Bisnis.com, JAKARTA – Langkah PT Bank Rakyat Indonesia (Persero) Tbk. (BBRI) menyetop penyaluran kredit pada sektor yang dinilai merusak lingkungan hidup, seperti batu bara dan minyak bumi diikuti dengan optimalisasi pembiayaan green financing.
Corporate Secretary BRI Aestika Oryza Gunarto menyampaikan hingga kuartal I/2022 portofolio green financing tercatat senilai Rp71,5 triliun. Nilai itu setara dengan 7,3 persen dari total penyaluran kredit BRI.
Apabila dirinci, penyaluran kepada sektor renewable energy telah mencapai Rp6,3 triliun, sektor transportasi ramah lingkungan sebesar Rp14,4 triliun, green building sebesar Rp2,1 triliun, dan kegiatan bisnis ramah lingkungan lainnya sebesar Rp45,1 triliun.
“Sebagai first mover on sustainable banking di Indonesia, ke depan BRI akan terus meningkatkan pembiayaan kepada aktivitas bisnis yang berkelanjutan [sustainable business activities], termasuk di dalamnya green financing sebagai upaya memberikan value kepada seluruh stakeholders,” kata Aestika kepada Bisnis, Rabu (25/5/2022).
Aestikan menyatakan BRI selalu mengutamakan faktor lingkungan dan konsekuensinya di dalam setiap produk dan pelayanan yang ditawarkan.
“Hal ini misalnya dalam setiap partisipasi pembiayaan atau pun kredit terhadap suatu proyek yang berpotensi membahayakan lingkungan hidup, maka BRI akan menganalisa setiap risiko yang ada dan hanya akan turut berpartisipasi dalam pembiayaan proyek tersebut apabila poin-poin yang perlu dipenuhi oleh debitur telah dipenuhi seperti misalnya mengenai AMDAL dan sertifikasi sertifikasi lingkungan yang relevan,” terangnya.
Baca Juga
Aestika mengatakan penilaian ini sangat penting karena proyek yang membahayakan lingkungan hidup tidak sesuai dengan kebijakan bisnis BRI.

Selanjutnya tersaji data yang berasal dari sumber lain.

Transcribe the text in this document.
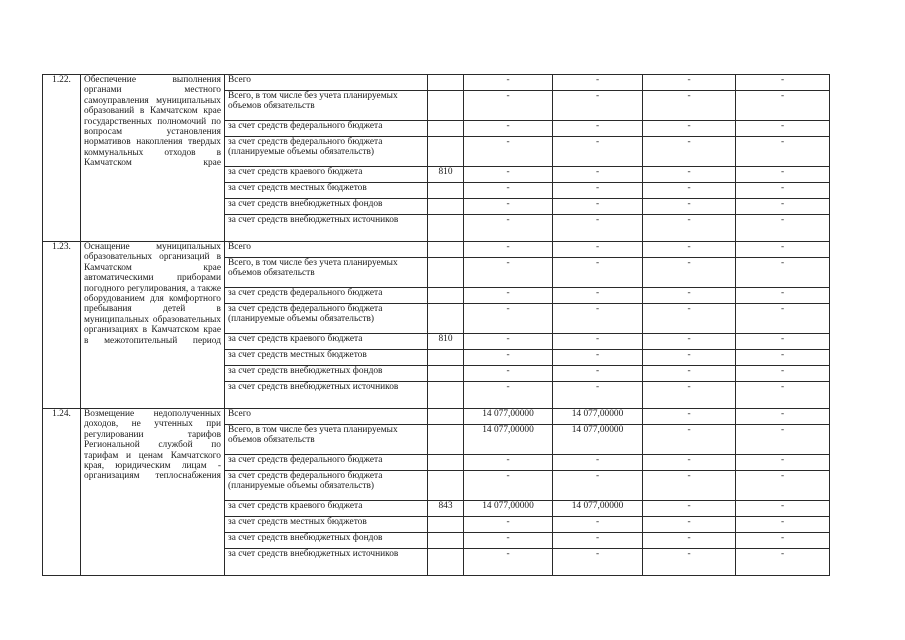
1.22.	Обеспечение выполнения органами местного самоуправления муниципальных образований в Камчатском крае государственных полномочий по вопросам установления нормативов накопления твердых коммунальных отходов в Камчатском крае	Всего		-	-	-	-
		Всего, в том числе без учета планируемых объемов обязательств		-	-	-	-
		за счет средств федерального бюджета		-	-	-	-
		за счет средств федерального бюджета (планируемые объемы обязательств)		-	-	-	-
		за счет средств краевого бюджета	810	-	-	-	-
		за счет средств местных бюджетов		-	-	-	-
		за счет средств внебюджетных фондов		-	-	-	-
		за счет средств внебюджетных источников		-	-	-	-
1.23.	Оснащение муниципальных образовательных организаций в Камчатском крае автоматическими приборами погодного регулирования, а также оборудованием для комфортного пребывания детей в муниципальных образовательных организациях в Камчатском крае в межотопительный период	Всего		-	-	-	-
		Всего, в том числе без учета планируемых объемов обязательств		-	-	-	-
		за счет средств федерального бюджета		-	-	-	-
		за счет средств федерального бюджета (планируемые объемы обязательств)		-	-	-	-
		за счет средств краевого бюджета	810	-	-	-	-
		за счет средств местных бюджетов		-	-	-	-
		за счет средств внебюджетных фондов		-	-	-	-
		за счет средств внебюджетных источников		-	-	-	-
1.24.	Возмещение недополученных доходов, не учтенных при регулировании тарифов Региональной службой по тарифам и ценам Камчатского края, юридическим лицам - организациям теплоснабжения	Всего		14 077,00000	14 077,00000	-	-
		Всего, в том числе без учета планируемых объемов обязательств		14 077,00000	14 077,00000	-	-
		за счет средств федерального бюджета		-	-	-	-
		за счет средств федерального бюджета (планируемые объемы обязательств)		-	-	-	-
		за счет средств краевого бюджета	843	14 077,00000	14 077,00000	-	-
		за счет средств местных бюджетов		-	-	-	-
		за счет средств внебюджетных фондов		-	-	-	-
		за счет средств внебюджетных источников		-	-	-	-
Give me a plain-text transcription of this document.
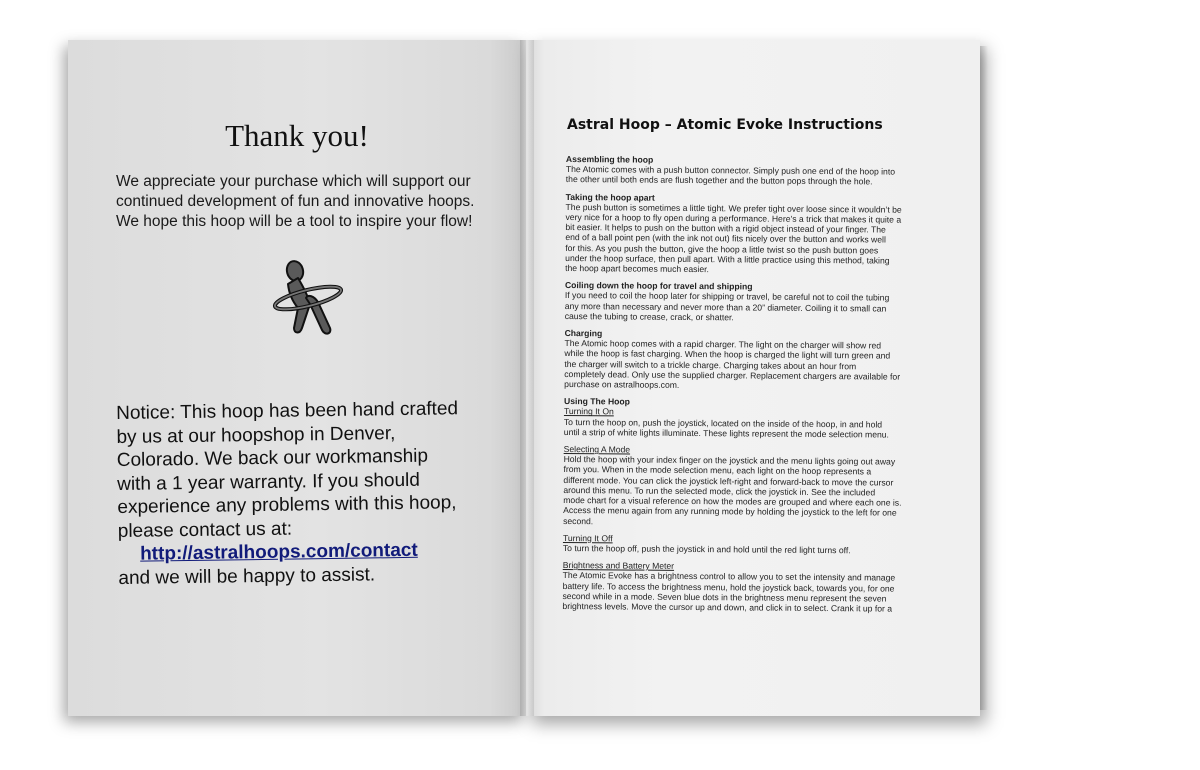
Thank you!
We appreciate your purchase which will support our
continued development of fun and innovative hoops.
We hope this hoop will be a tool to inspire your flow!
Notice: This hoop has been hand crafted
by us at our hoopshop in Denver,
Colorado. We back our workmanship
with a 1 year warranty. If you should
experience any problems with this hoop,
please contact us at:
http://astralhoops.com/contact
and we will be happy to assist.
Astral Hoop – Atomic Evoke Instructions
Assembling the hoop
The Atomic comes with a push button connector. Simply push one end of the hoop into
the other until both ends are flush together and the button pops through the hole.
Taking the hoop apart
The push button is sometimes a little tight. We prefer tight over loose since it wouldn’t be
very nice for a hoop to fly open during a performance. Here’s a trick that makes it quite a
bit easier. It helps to push on the button with a rigid object instead of your finger. The
end of a ball point pen (with the ink not out) fits nicely over the button and works well
for this. As you push the button, give the hoop a little twist so the push button goes
under the hoop surface, then pull apart. With a little practice using this method, taking
the hoop apart becomes much easier.
Coiling down the hoop for travel and shipping
If you need to coil the hoop later for shipping or travel, be careful not to coil the tubing
any more than necessary and never more than a 20” diameter. Coiling it to small can
cause the tubing to crease, crack, or shatter.
Charging
The Atomic hoop comes with a rapid charger. The light on the charger will show red
while the hoop is fast charging. When the hoop is charged the light will turn green and
the charger will switch to a trickle charge. Charging takes about an hour from
completely dead. Only use the supplied charger. Replacement chargers are available for
purchase on astralhoops.com.
Using The Hoop
Turning It On
To turn the hoop on, push the joystick, located on the inside of the hoop, in and hold
until a strip of white lights illuminate. These lights represent the mode selection menu.
Selecting A Mode
Hold the hoop with your index finger on the joystick and the menu lights going out away
from you. When in the mode selection menu, each light on the hoop represents a
different mode. You can click the joystick left-right and forward-back to move the cursor
around this menu. To run the selected mode, click the joystick in. See the included
mode chart for a visual reference on how the modes are grouped and where each one is.
Access the menu again from any running mode by holding the joystick to the left for one
second.
Turning It Off
To turn the hoop off, push the joystick in and hold until the red light turns off.
Brightness and Battery Meter
The Atomic Evoke has a brightness control to allow you to set the intensity and manage
battery life. To access the brightness menu, hold the joystick back, towards you, for one
second while in a mode. Seven blue dots in the brightness menu represent the seven
brightness levels. Move the cursor up and down, and click in to select. Crank it up for a
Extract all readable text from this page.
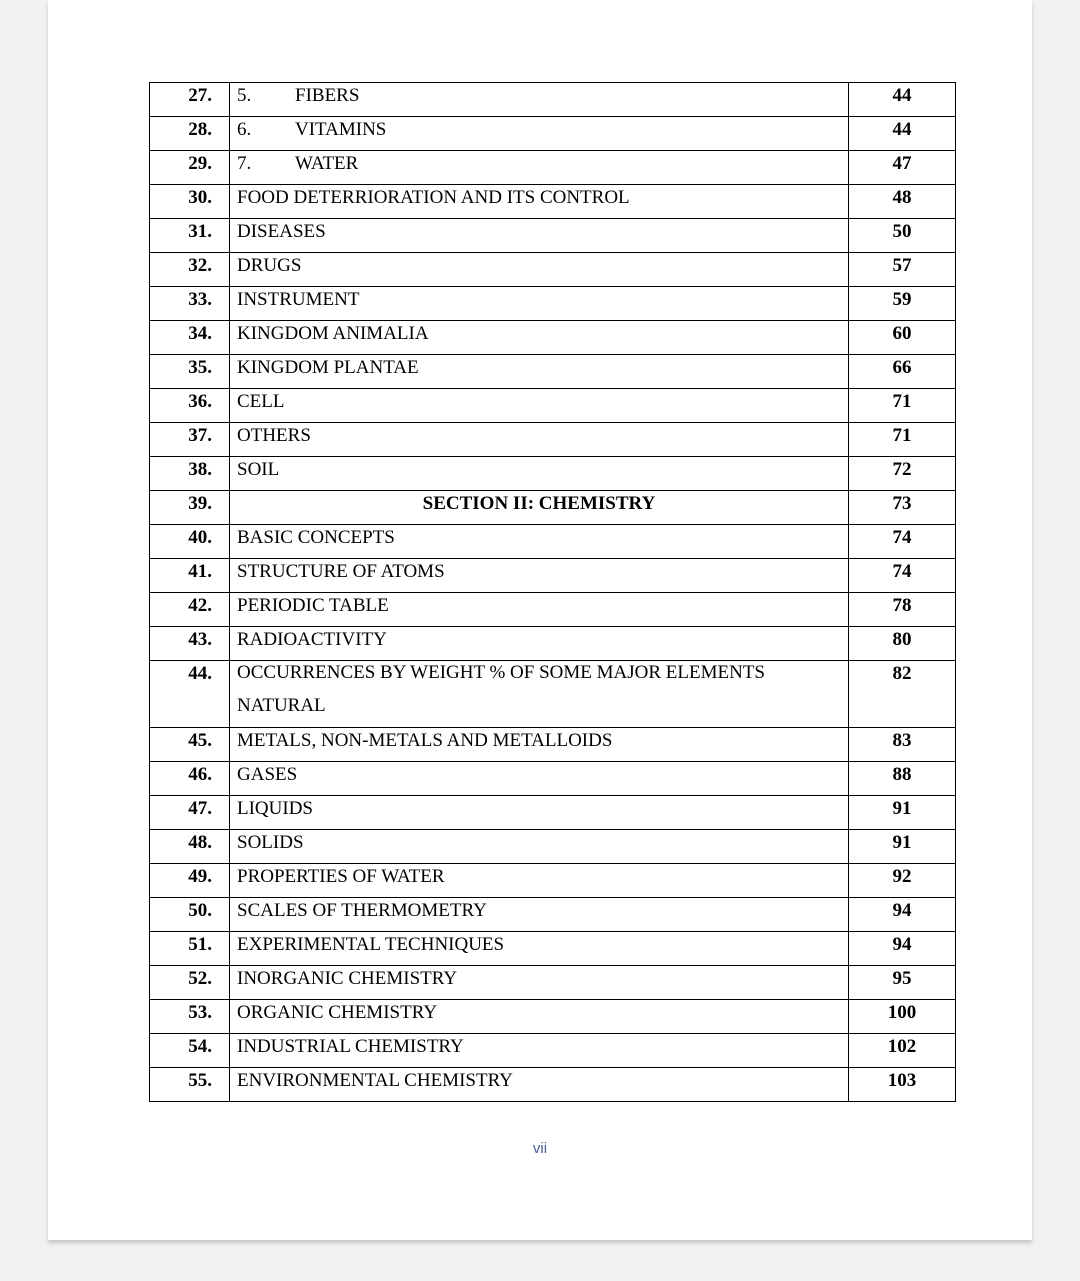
27.	5. FIBERS	44

28.	6. VITAMINS	44

29.	7. WATER	47

30.	FOOD DETERRIORATION AND ITS CONTROL	48

31.	DISEASES	50

32.	DRUGS	57

33.	INSTRUMENT	59

34.	KINGDOM ANIMALIA	60

35.	KINGDOM PLANTAE	66

36.	CELL	71

37.	OTHERS	71

38.	SOIL	72

39.	SECTION II: CHEMISTRY	73

40.	BASIC CONCEPTS	74

41.	STRUCTURE OF ATOMS	74

42.	PERIODIC TABLE	78

43.	RADIOACTIVITY	80

44.	OCCURRENCES BY WEIGHT % OF SOME MAJOR ELEMENTS NATURAL	82

45.	METALS, NON-METALS AND METALLOIDS	83

46.	GASES	88

47.	LIQUIDS	91

48.	SOLIDS	91

49.	PROPERTIES OF WATER	92

50.	SCALES OF THERMOMETRY	94

51.	EXPERIMENTAL TECHNIQUES	94

52.	INORGANIC CHEMISTRY	95

53.	ORGANIC CHEMISTRY	100

54.	INDUSTRIAL CHEMISTRY	102

55.	ENVIRONMENTAL CHEMISTRY	103
vii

“BRI berkomitmen untuk memenuhi semua peraturan terkait lingkungan di dalam operasional bisnis dan pelayanan yang dilakukan untuk nasabah,” ucapnya.
Selain itu, lanjut Aestika, BRI juga memastikan pembiayaan yang diberikan untuk membantu kegiatan nasabah BRI tetap memenuhi kaidah Keuangan Berkelanjutan yang menjadi kesepakatan perbankan yang tergabung di dalam Inisiatif Keuangan Berkelanjutan Indonesia (IKBI).
Adapun bank pelat merah dengan sandi saham BBRI ini menerapkan proses evaluasi dan seleksi di dalam mengelola risiko berkaitan dengan risiko lingkungan dan sosial yang dilakukan dalam lima tahap.
Pertama, memastikan semua kepatuhan terhadap regulasi yang terkait telah dipenuhi. Kedua, dokumen berkaitan dengan lingkungan untuk industri yang masuk dalam kriteria wajib AMDAL atau Environmental Impact Assessment (EIA) telah tersedia.
Aestika menerangkan perizinan lingkungan dan sertifikasi seperti PROPER, ISPO, dan sertifikasi voluntary seperti RSPO juga diperlukan untuk industri berbasis kelapa sawit serta sertifikasi berbasis SVLK untuk di Industri kehutanan atau pun sertifikasi lingkungan lainnya seperti ISO 14001 akan menjadi nilai tambah dalam penilaian ini.
Ketiga, hasil Analisa Dampak Sosial (SIA). Keempat, dokumen rencana & monitoring lingkungan seperti (RKL/RPL dan atau UKL/UPL).
Terakhir atau kelima, yakni monitoring secara rutin melalui pelaporan berbasis pelaporan standar nasional dan global.
Aestika menambahkan bahwa roadmap BRI sebagai first mover memiliki komitmen untuk menerapkan prinsip keuangan berkelanjutan tidak hanya untuk memenuhi regulasi (beyond compliance).
Lebih lanjut, komitmen tersebut tertuang dalam Rencana Aksi Keuangan Berkelanjutan BRI yang antara lain dengan melakukan pendanaan berbasis green funding, melalui kerja sama dengan merchant untuk produk yang ramah lingkungan dan meningkatkan perhatian investor atas implementasi keuangan berkelanjutan.
“Perseroan akan terus melakukan mapping terhadap portofolio usaha berkelanjutan dan memberikan kredit kepada sektor usaha yang ramah lingkungan hidup,” tutupnya.